Even today, we see dudes settling into the wilderness of a Socorro or Catron County ranchette to retire to the “real west” and are so shocked when they discover that many of the intricacies they rely on are not part of the “real west,” and there really are bears, pumas and wolves outside the door.

You can sometimes spot them by the way they are dressed. I can imagine them in huge Hoot Gibson hats and wearing leggings over their Calvin Klein jeans. Okay, that’s a bit of a stretch, and I really don’t want to make fun of people who appreciate what we have here. But please, the Wranglers will do, and you don’t have to invest a small fortune in the Man’s Hat Shop to find a decent cowboy hat. I guess they have some really good ones there, but I’m still happy with the one I bought at old Brownbilt 20 years ago.

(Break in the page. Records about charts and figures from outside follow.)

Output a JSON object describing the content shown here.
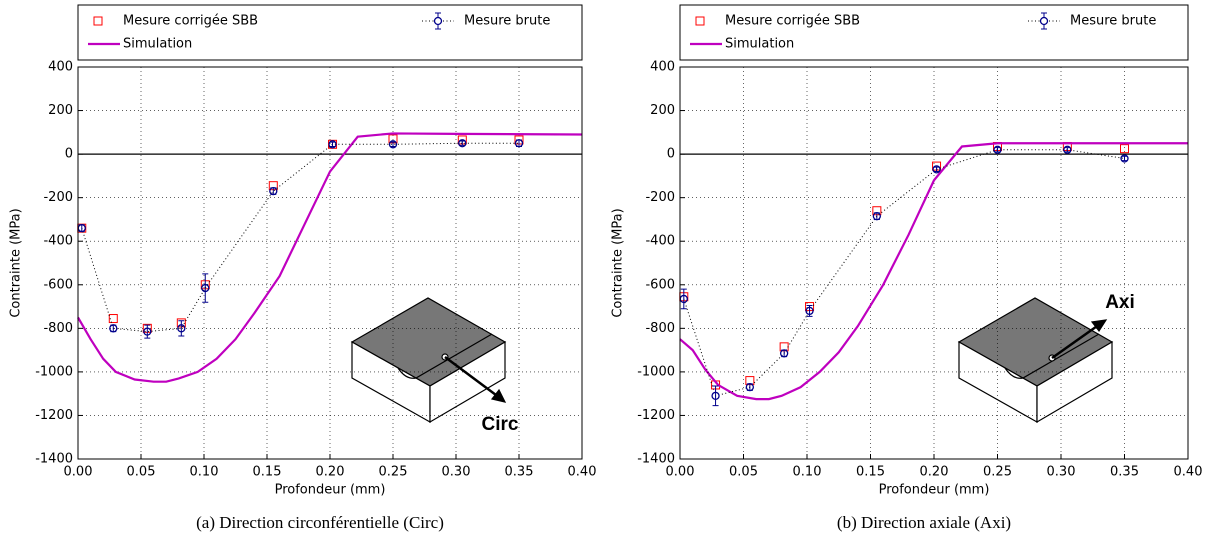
{
  "chart_data": [
    {
      "type": "line",
      "caption": "(a) Direction circonférentielle (Circ)",
      "x_label": "Profondeur (mm)",
      "y_label": "Contrainte (MPa)",
      "annotation": "Circ",
      "xlim": [
        0,
        0.4
      ],
      "ylim": [
        -1400,
        400
      ],
      "grid": true,
      "hline": 0,
      "xticks": [
        {
          "value": 0,
          "label": "0.00"
        },
        0.05,
        {
          "value": 0.1,
          "label": "0.10"
        },
        0.15,
        {
          "value": 0.2,
          "label": "0.20"
        },
        0.25,
        {
          "value": 0.3,
          "label": "0.30"
        },
        0.35,
        {
          "value": 0.4,
          "label": "0.40"
        }
      ],
      "yticks": [
        -1400,
        -1200,
        -1000,
        -800,
        -600,
        -400,
        -200,
        0,
        200,
        400
      ],
      "series": [
        {
          "name": "Mesure corrigée SBB",
          "color": "#ff0000",
          "marker": "square",
          "line": "none",
          "x": [
            0.003,
            0.028,
            0.055,
            0.082,
            0.101,
            0.155,
            0.202,
            0.25,
            0.305,
            0.35
          ],
          "values": [
            -340,
            -755,
            -800,
            -775,
            -600,
            -145,
            45,
            70,
            65,
            65
          ]
        },
        {
          "name": "Simulation",
          "color": "#bf00bf",
          "marker": "none",
          "line": "solid",
          "x": [
            0,
            0.01,
            0.02,
            0.03,
            0.045,
            0.06,
            0.07,
            0.08,
            0.095,
            0.11,
            0.125,
            0.14,
            0.16,
            0.18,
            0.2,
            0.222,
            0.25,
            0.3,
            0.4
          ],
          "values": [
            -750,
            -850,
            -940,
            -1000,
            -1035,
            -1045,
            -1045,
            -1030,
            -1000,
            -940,
            -850,
            -730,
            -560,
            -320,
            -80,
            80,
            95,
            93,
            90
          ]
        },
        {
          "name": "Mesure brute",
          "color": "#00008b",
          "marker": "circle",
          "line": "dotted",
          "x": [
            0.003,
            0.028,
            0.055,
            0.082,
            0.101,
            0.155,
            0.202,
            0.25,
            0.305,
            0.35
          ],
          "values": [
            -340,
            -800,
            -815,
            -800,
            -615,
            -170,
            45,
            45,
            50,
            50
          ],
          "errors": [
            15,
            15,
            30,
            35,
            65,
            15,
            10,
            10,
            10,
            15
          ]
        }
      ]
    },
    {
      "type": "line",
      "caption": "(b) Direction axiale (Axi)",
      "x_label": "Profondeur (mm)",
      "y_label": "Contrainte (MPa)",
      "annotation": "Axi",
      "xlim": [
        0,
        0.4
      ],
      "ylim": [
        -1400,
        400
      ],
      "grid": true,
      "hline": 0,
      "xticks": [
        {
          "value": 0,
          "label": "0.00"
        },
        0.05,
        {
          "value": 0.1,
          "label": "0.10"
        },
        0.15,
        {
          "value": 0.2,
          "label": "0.20"
        },
        0.25,
        {
          "value": 0.3,
          "label": "0.30"
        },
        0.35,
        {
          "value": 0.4,
          "label": "0.40"
        }
      ],
      "yticks": [
        -1400,
        -1200,
        -1000,
        -800,
        -600,
        -400,
        -200,
        0,
        200,
        400
      ],
      "series": [
        {
          "name": "Mesure corrigée SBB",
          "color": "#ff0000",
          "marker": "square",
          "line": "none",
          "x": [
            0.003,
            0.028,
            0.055,
            0.082,
            0.102,
            0.155,
            0.202,
            0.25,
            0.305,
            0.35
          ],
          "values": [
            -655,
            -1060,
            -1040,
            -885,
            -700,
            -260,
            -55,
            35,
            35,
            25
          ]
        },
        {
          "name": "Simulation",
          "color": "#bf00bf",
          "marker": "none",
          "line": "solid",
          "x": [
            0,
            0.01,
            0.02,
            0.03,
            0.045,
            0.06,
            0.07,
            0.08,
            0.095,
            0.11,
            0.125,
            0.14,
            0.16,
            0.18,
            0.2,
            0.222,
            0.25,
            0.3,
            0.4
          ],
          "values": [
            -850,
            -900,
            -990,
            -1060,
            -1110,
            -1125,
            -1125,
            -1110,
            -1070,
            -1000,
            -910,
            -790,
            -600,
            -370,
            -120,
            35,
            50,
            50,
            50
          ]
        },
        {
          "name": "Mesure brute",
          "color": "#00008b",
          "marker": "circle",
          "line": "dotted",
          "x": [
            0.003,
            0.028,
            0.055,
            0.082,
            0.102,
            0.155,
            0.202,
            0.25,
            0.305,
            0.35
          ],
          "values": [
            -665,
            -1110,
            -1070,
            -915,
            -720,
            -285,
            -70,
            20,
            20,
            -20
          ],
          "errors": [
            45,
            45,
            15,
            15,
            25,
            15,
            10,
            10,
            10,
            10
          ]
        }
      ]
    }
  ]
}
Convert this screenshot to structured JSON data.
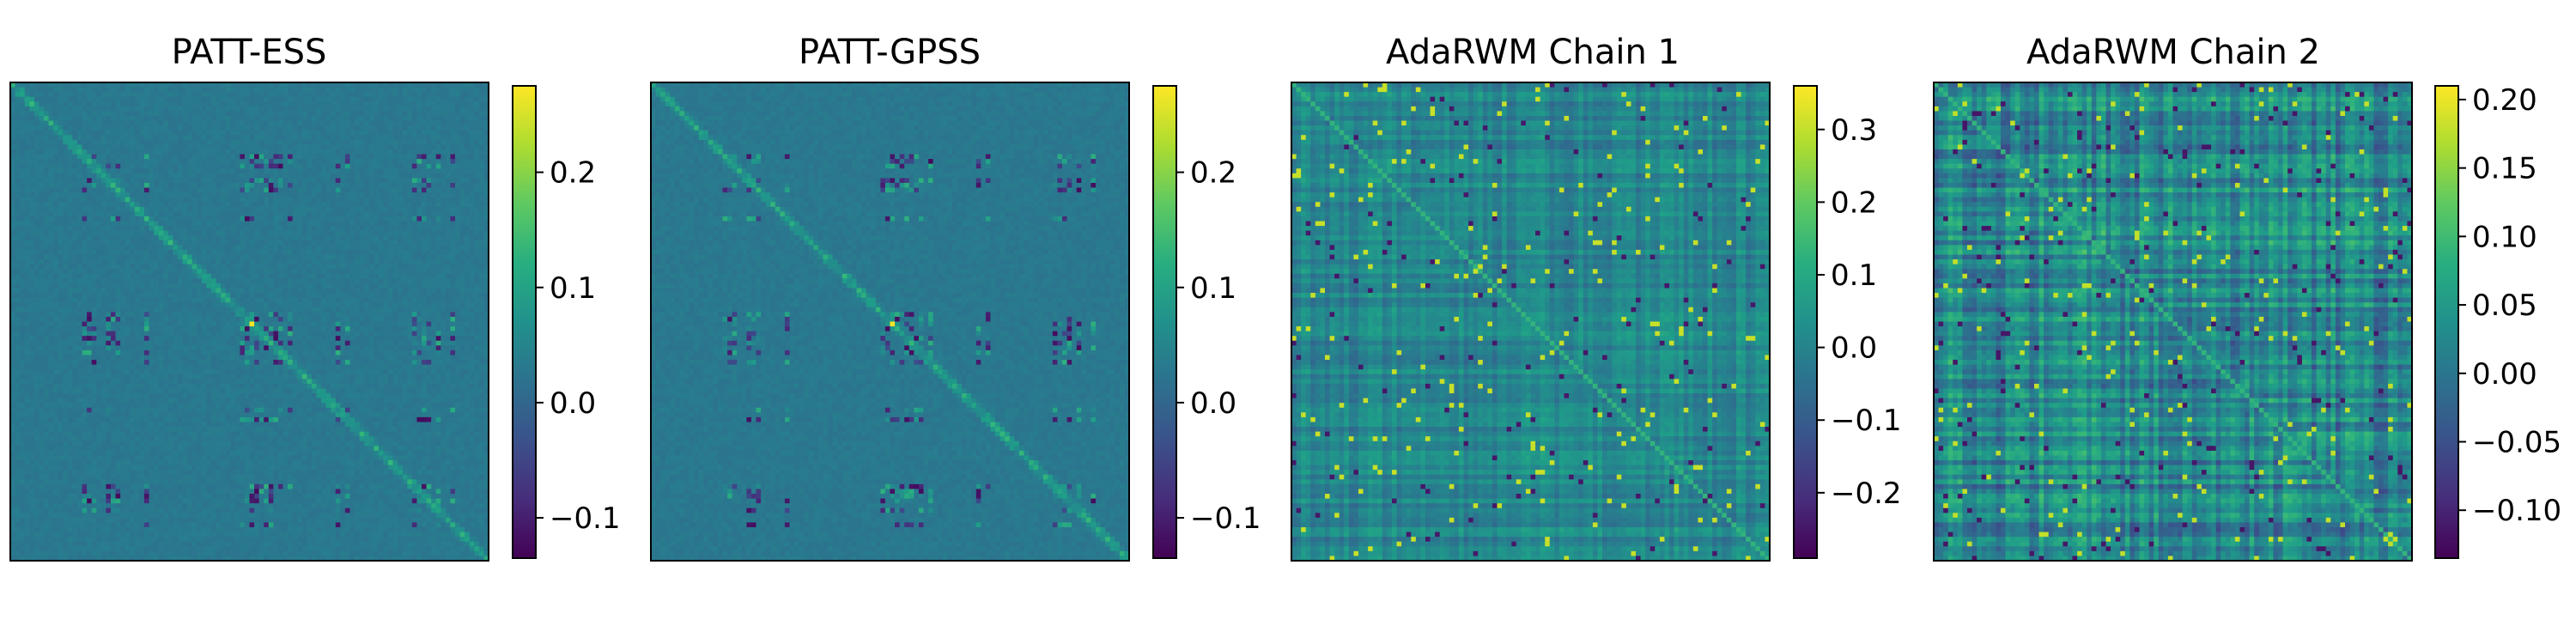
{
  "chart_data": [
    {
      "type": "heatmap",
      "title": "PATT-ESS",
      "colormap": "viridis",
      "matrix_size": 100,
      "pattern": "sparse",
      "colorbar": {
        "range": [
          -0.135,
          0.275
        ],
        "ticks": [
          -0.1,
          0.0,
          0.1,
          0.2
        ],
        "tick_labels": [
          "−0.1",
          "0.0",
          "0.1",
          "0.2"
        ]
      }
    },
    {
      "type": "heatmap",
      "title": "PATT-GPSS",
      "colormap": "viridis",
      "matrix_size": 100,
      "pattern": "sparse",
      "colorbar": {
        "range": [
          -0.135,
          0.275
        ],
        "ticks": [
          -0.1,
          0.0,
          0.1,
          0.2
        ],
        "tick_labels": [
          "−0.1",
          "0.0",
          "0.1",
          "0.2"
        ]
      }
    },
    {
      "type": "heatmap",
      "title": "AdaRWM Chain 1",
      "colormap": "viridis",
      "matrix_size": 100,
      "pattern": "dense",
      "colorbar": {
        "range": [
          -0.29,
          0.36
        ],
        "ticks": [
          -0.2,
          -0.1,
          0.0,
          0.1,
          0.2,
          0.3
        ],
        "tick_labels": [
          "−0.2",
          "−0.1",
          "0.0",
          "0.1",
          "0.2",
          "0.3"
        ]
      }
    },
    {
      "type": "heatmap",
      "title": "AdaRWM Chain 2",
      "colormap": "viridis",
      "matrix_size": 100,
      "pattern": "dense",
      "colorbar": {
        "range": [
          -0.135,
          0.21
        ],
        "ticks": [
          -0.1,
          -0.05,
          0.0,
          0.05,
          0.1,
          0.15,
          0.2
        ],
        "tick_labels": [
          "−0.10",
          "−0.05",
          "0.00",
          "0.05",
          "0.10",
          "0.15",
          "0.20"
        ]
      }
    }
  ]
}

And that’s where the “dude ranch” comes in.

About five or six years ago, I met a nice couple from northern New Mexico who moved from a place in northern New Mexico and created one. It’s called Concho Hills Guest Ranch, and it’s nestled at the southern end of the San Agustin Plains, on the edge of the San Mateo mountain range.

Based on the past five or six years, it looks like they’re doing well. I would be looking for a few days of riding, lassoing, shooting and jawbone. And to top each day off, an old-fashioned ranch supper of steak and beans, which means leaving your keto diet in the hands of the cattle. Bring the beef!

Plus, no pesky cell service or wi-fi, just a good old-fashioned landline.

I was talking with someone the other day about when making a phone call meant you actually had to sit by the phone. Unless you have a long, curly cord, of course. The phone was black and heavy and wasn’t going anywhere, so the worry of losing your phone was non-existent.

The small town I grew up in had a telephone exchange manned by a row of ladies seated at switchboards who said “number please” when you pick up the handset. The receiver, here is a term which is completely out of our vocabulary.

Back when my parents were young, a lot of people still used phones that looked like a candlestick and had a mouthpiece-like object that you would talk to with a receiver – there’s still a word – that was something. like an oversized headset attached to a lanyard. Simple, I guess, but effective.

Anyway, it goes back to the days before.

From what I can tell, the term “dude” replaces “man” in the vernacular for Millennials and Zs, so what used to be “hey man” is now “hey man”.

And there are, apparently, at least two ways to pronounce it: dood, or dewd, depending on who you’re talking to. There are also the variations, like dudette, and according to Jeff Lebowski, there is also His Dudeness, Duder or El Duderino (if you are not into brevity).

Here is something else. You can talk to a man or a woman, but guy is most often used for a man and is sometimes used interchangeably with “brother”.

But you better be careful who you call bro because bro infers a commonality with the other guy, and if used improperly he can punch you in the nose. This is what I learned on television.

It doesn’t matter what you call someone, really, because we’re all in the same boat, doing our best to – paraphrase Winston Churchill – stay calm and carry on.

Since it’s the first week of June, I would say the keeping cool part is the operational part of it.